Sean was an artist with obvious, wide-ranging talents, but his parents were also very much part of the scam. They came up with fake provenances and histories for the items and arranged the sales to museums and galleries. In one instance Olive Greenhalgh claimed that the fake Lowry had been a present from her father on her 21st birthday.

How Were They Caught

Things began to fall apart in 2005 when Sean Greenhalgh arrived for an appointment at the British Museum. George Greenhalgh had called up some time before to say he had some artefacts that his father had bought at a car boot sale long ago, and which had just lain in the garage ever since.

What Sean Greenhalgh brought to London appeared to be ancient Assyrian reliefs showing battles, and if authentic they would have been worth far more than £100,000. On an initial inspection Museum experts were so enthusiastic about the items Greenhalgh brought that they even considered purchasing them.

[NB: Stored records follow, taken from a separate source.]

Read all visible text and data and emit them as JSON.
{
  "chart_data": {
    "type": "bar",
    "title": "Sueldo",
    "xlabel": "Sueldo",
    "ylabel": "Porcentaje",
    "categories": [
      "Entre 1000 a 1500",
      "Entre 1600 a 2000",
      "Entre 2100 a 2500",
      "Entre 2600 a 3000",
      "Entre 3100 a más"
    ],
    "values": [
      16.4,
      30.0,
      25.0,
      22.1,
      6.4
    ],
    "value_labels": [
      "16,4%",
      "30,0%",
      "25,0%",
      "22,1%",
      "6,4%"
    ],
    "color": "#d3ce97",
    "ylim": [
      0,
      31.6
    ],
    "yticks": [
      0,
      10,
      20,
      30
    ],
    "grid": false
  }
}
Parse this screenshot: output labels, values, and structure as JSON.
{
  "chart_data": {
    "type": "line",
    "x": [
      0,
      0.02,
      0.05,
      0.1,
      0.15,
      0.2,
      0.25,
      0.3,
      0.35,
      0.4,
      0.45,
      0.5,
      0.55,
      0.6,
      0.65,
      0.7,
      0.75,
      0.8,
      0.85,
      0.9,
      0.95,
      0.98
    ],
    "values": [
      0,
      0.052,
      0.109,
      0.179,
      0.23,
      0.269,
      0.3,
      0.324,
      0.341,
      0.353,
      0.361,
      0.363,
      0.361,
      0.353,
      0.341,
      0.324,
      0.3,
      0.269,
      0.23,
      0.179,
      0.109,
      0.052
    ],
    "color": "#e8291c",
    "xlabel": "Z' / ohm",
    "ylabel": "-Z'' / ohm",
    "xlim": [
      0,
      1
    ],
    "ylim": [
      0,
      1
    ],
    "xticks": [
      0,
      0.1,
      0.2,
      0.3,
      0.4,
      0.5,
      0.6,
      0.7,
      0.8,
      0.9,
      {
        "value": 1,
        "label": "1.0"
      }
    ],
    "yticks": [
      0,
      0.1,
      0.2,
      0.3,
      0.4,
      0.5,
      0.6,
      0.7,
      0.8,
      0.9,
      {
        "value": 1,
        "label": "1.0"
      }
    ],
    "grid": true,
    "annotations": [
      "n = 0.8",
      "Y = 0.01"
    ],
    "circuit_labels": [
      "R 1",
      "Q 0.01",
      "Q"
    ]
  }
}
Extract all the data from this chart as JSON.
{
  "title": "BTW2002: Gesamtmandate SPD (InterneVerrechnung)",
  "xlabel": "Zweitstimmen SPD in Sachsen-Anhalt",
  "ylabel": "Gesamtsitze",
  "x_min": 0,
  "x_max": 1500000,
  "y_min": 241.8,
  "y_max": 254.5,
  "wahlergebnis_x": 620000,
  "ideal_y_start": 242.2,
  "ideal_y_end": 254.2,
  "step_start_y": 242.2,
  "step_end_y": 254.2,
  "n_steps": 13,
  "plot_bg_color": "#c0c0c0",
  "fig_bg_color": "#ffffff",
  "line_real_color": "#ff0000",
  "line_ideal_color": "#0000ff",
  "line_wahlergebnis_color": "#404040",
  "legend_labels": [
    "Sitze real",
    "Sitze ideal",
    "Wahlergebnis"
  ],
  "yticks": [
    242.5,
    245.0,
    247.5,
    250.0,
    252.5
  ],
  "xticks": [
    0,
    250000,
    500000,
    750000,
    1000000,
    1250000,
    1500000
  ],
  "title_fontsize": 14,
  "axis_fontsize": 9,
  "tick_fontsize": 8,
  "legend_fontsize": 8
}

However, further investigation brought doubts, and the museum called in the police. In turn, they were informed that the Bolton family was under suspicion for art forgery. The Greenhalghs were arrested and stood trial in 2007. They admitted committing fraud over a period of 17 years, as well as a conspiracy to transfer and conceal £410, 392. The profits they’d made on the counterfeit works were estimated at £850,000, although they didn’t live in any kind of luxury.

When police searched the family home, they found half-finished paintings as well as completed watercolours which were just awaiting sale. Sean Greenhalgh was sentenced to four years and eight months in prison, but his mother just received a suspended sentence, while George Greenhalgh had his case adjourned to await medical reports.